• bir sembolden çok daha fazlasına işaret eden, devamlılığı en yüksek türk popüler kültür mamülü. bazılarınız hatırlamayacak biliyorum. bundan yaklaşık yirmi, yirmi beş sene önce türkiye'de esrarengiz bir salgın gibi yayılan bir "ağlayan çocuk" posteri merakı vardı. dudaklarını büzmüş, tombul yanaklarından süzülen yaşlarla hüzünle bize bakan "ağlayan çocuk" posterleri dört bir yanımızı kaplamıştı. sonra ne oldu bilmiyorum, salgın başladığı gibi esrarengiz bir biçimde sona erdi, "ağlayan çocuk"un masum yüzü hayatımızdan silinip gitti. "ağlayan çocuk"un esrarına ilişkin olarak murat belge 4 ocak 1980 tarihli demokrat'ta, necmi erdoğan ağustos 1999'da birikim'de, nurdan gürbilek defter'in yaz 2000 sayısında önemli şeyler söylemişlerdi. hatırlıyorum, bir de orhan pamuk, kara kitap'ın dördüncü bölümünde bahsetmişti bu resmin esrarından.

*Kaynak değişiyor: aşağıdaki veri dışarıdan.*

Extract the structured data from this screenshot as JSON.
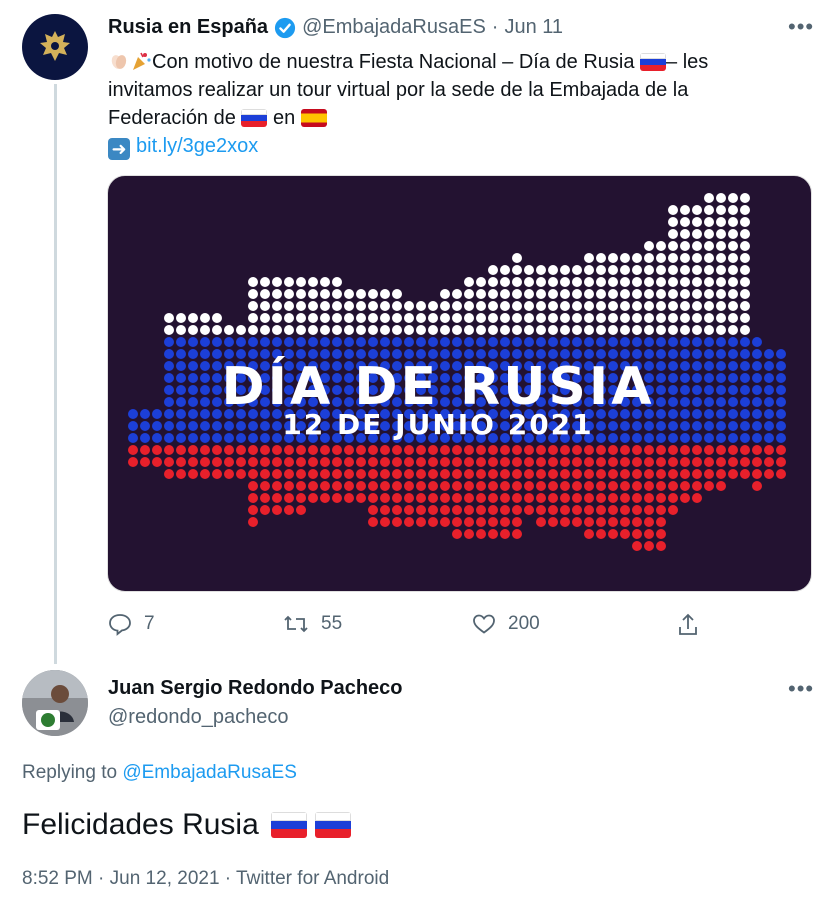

    niye bilmiyorum. ne zaman "toplumda infial uyandıran" bir hadise ile karşılaşsam, bir günde kuzey irak’a girenleri, saniyesinde abd’ye posta koyanları, “canım devlet büyüklerim” derken ilk ekonomik krizde çiğ tavuk yiyerek meydanlarda delirenleri gördüğümde, büyük gazetelerimizin sevişir gibi bir çoşkuyla söylediği pop-faşist şarkıları duyduğumda, her gün bir bahaneyle penceresini ay yıldızlı bayraklarla süsleyen evlerin ışıklarına baktığımda aklıma hep o resim geliyor, kafamda canlanan ilk imge hep "ağlayan çocuk"un mahzun yüzü oluyor. işte o zaman ben, "ağlayan çocuk"un hüzünlü gözlerinin kahvehanelerin, işyerlerinin, evlerin duvarlarından, otobüslerin camlarından silinse de hâlâ ruhumuzun karanlık köşelerinden birinde kendine yer bulduğunu anlıyorum. biliyor ve iddia ediyorum: öznellik spekülatif bir şeydir. samimiyet provakatif bir samimiyetsizlik halidir. en provakatif samimiyetsizliğimle söylüyorum: kendimizi ne kadar seviyorsak çocuklarımızı da o kadar seviyoruz. çocukluk insanın homo sacer olmaya en münasip dönemi bir bakımdan. çocuklarımızın hem ne isek o olmasını hem ne yapamadıysak onu başarmasını istiyoruz. onların üstündeki gücümüzü onlar güçlü olsun, güçlü bir biçimde var kalabilsin diye icra ediyoruz. “bizim neyimiz varsa sizin...” diyen orta sınıfın, “kızımızı/oğlumuzu mükemmel yetiştirdik”çi üst sınıfın ve nihayetinde “imkanları dahilinde en iyisini yapan” aşağıdakilerin söylemlerinde rahatsız edici bir benzerlik yok mu? yetiştiren-yetiştirilen, fedakarlıkta bulunan-uğruna fedakarlıkta bulunulan, miras bırakan-miras bırakılan ayrımları üzerinden işleyen ve en iyi niyetli, en saf, en temiz hissiyatların tercümelerinde bile ışıl ışıl parlayan bir “biz” ve “siz” yok mu? çocuklarımızdan daha iyi insanlar değil; daha güzel, daha yakışıklı, daha başarılı, daha muktedir, daha bilgili, daha güçlü, daha ölçülü, daha mühim insanlar olmalarını bekliyoruz. hikaye çok mu değişti sanıyorsun? o zaman dinle...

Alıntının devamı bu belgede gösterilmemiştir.